RSS feeds

Now that I’ve been using Scrivener a few months I am really loving it. The outlining tools haven’t lived up to what I’d hoped for but you’ve explained your decisions in previous requests.

You’ve also been less than enthusiastic about evernote, but I was wondering, so many sites and applications now provide content through RSS feeds, could you add a folder within Research for RSS feeds? If it would be an inordinate amount of work then it wouldn’t be worth it, but, in the context of Scrivener being the package to keep all of your writing material in one place, it would be very useful.

I often clip stories in the press for example, and one’s saved stories are usually available as an RSS feed. It would be nice to see them within Scrivener (and offline) rather than going back to the browser for them. (Or if you think space might start to be an issue, just keep the summaries and have them act as links back to the original material.)

Thanks for your time.

Nigel

Hi Nigel,

Thanks for the feedback.

First, you say that the outlining features haven’t lived up to what you expected. Could you give more feedback on that, please? I’m working on 2.0 right now so I appreciate constructive feedback; I can’t promise anything, of course, but I’d still like to hear where it falls down for you.

As for Evernote - I don’t think I’ve ever been “less than enthusiastic”! On the contrary, I think Evernote is a fantastic, well-designed application. All I’ve ever said is that Scrivener is a very different application to Evernote, and any superficial similarities only hide the fact that these programs have completely different purposes. Evernote is for collecting lots of material, gathering information, having somewhere you can keep it and organise it all easily. That, as I understand it, is the primary purpose of Evernote. For Scrivener, information collection is only a secondary purpose - writing and structuring the draft of a long text is Scrivener’s primary purpose. Information gathering is secondary to that; you can pull information in to refer to for that piece of writing.
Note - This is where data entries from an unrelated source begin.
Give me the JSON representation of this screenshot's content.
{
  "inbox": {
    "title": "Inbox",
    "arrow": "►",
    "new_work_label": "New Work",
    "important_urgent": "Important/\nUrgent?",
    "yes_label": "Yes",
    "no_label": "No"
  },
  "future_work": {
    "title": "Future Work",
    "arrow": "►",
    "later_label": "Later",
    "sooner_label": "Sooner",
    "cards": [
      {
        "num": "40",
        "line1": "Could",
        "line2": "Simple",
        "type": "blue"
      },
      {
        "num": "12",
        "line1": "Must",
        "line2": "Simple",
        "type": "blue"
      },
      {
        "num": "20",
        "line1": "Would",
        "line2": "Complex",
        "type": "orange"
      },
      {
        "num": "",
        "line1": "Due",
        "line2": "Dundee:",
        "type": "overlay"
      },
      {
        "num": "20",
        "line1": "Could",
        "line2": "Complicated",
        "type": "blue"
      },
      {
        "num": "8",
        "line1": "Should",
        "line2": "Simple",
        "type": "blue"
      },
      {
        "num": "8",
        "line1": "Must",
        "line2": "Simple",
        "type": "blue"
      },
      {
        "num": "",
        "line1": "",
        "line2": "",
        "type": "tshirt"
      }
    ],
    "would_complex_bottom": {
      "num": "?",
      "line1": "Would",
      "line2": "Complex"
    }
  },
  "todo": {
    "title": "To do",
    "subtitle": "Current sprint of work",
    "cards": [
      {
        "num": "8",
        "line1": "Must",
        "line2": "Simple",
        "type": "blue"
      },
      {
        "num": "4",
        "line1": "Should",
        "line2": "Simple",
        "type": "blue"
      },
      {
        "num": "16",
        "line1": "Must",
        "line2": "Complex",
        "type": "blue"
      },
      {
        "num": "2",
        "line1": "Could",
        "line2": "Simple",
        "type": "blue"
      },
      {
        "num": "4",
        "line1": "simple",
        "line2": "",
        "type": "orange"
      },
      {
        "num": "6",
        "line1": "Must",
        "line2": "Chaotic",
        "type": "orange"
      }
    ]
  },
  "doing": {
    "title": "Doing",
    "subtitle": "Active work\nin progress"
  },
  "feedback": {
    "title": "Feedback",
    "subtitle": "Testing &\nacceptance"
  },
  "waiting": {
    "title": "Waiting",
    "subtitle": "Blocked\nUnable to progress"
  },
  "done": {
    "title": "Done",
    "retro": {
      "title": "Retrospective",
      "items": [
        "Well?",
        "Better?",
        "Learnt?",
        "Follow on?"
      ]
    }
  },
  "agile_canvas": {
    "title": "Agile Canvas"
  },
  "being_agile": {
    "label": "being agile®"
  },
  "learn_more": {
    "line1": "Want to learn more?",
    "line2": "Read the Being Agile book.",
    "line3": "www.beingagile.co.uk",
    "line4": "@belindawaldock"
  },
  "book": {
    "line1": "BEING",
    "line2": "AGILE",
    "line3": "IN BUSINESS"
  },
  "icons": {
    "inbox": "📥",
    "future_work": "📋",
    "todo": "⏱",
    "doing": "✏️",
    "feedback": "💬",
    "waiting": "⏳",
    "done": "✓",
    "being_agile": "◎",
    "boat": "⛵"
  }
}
RSS feeds would be a whole new ball game, involving Scrivener having code that hooks up to the internet, pulls in RSS feeds and interprets how to display them. This sort of goes against the way the binder currently works, where you have to pull in any information you want that is specific to the current project. It would be a big job from a technical standpoint (at least for me, as the route I have took means I have very little experience in hooking up a program with the web), but also I really think this sort of thing is left to apps that are dedicated to it - Evernote, or Mail, or whatever. Then, when there is something in an RSS feed that is relevant to one of your Scrivener projects, you can copy that information into the correct place in Scrivener.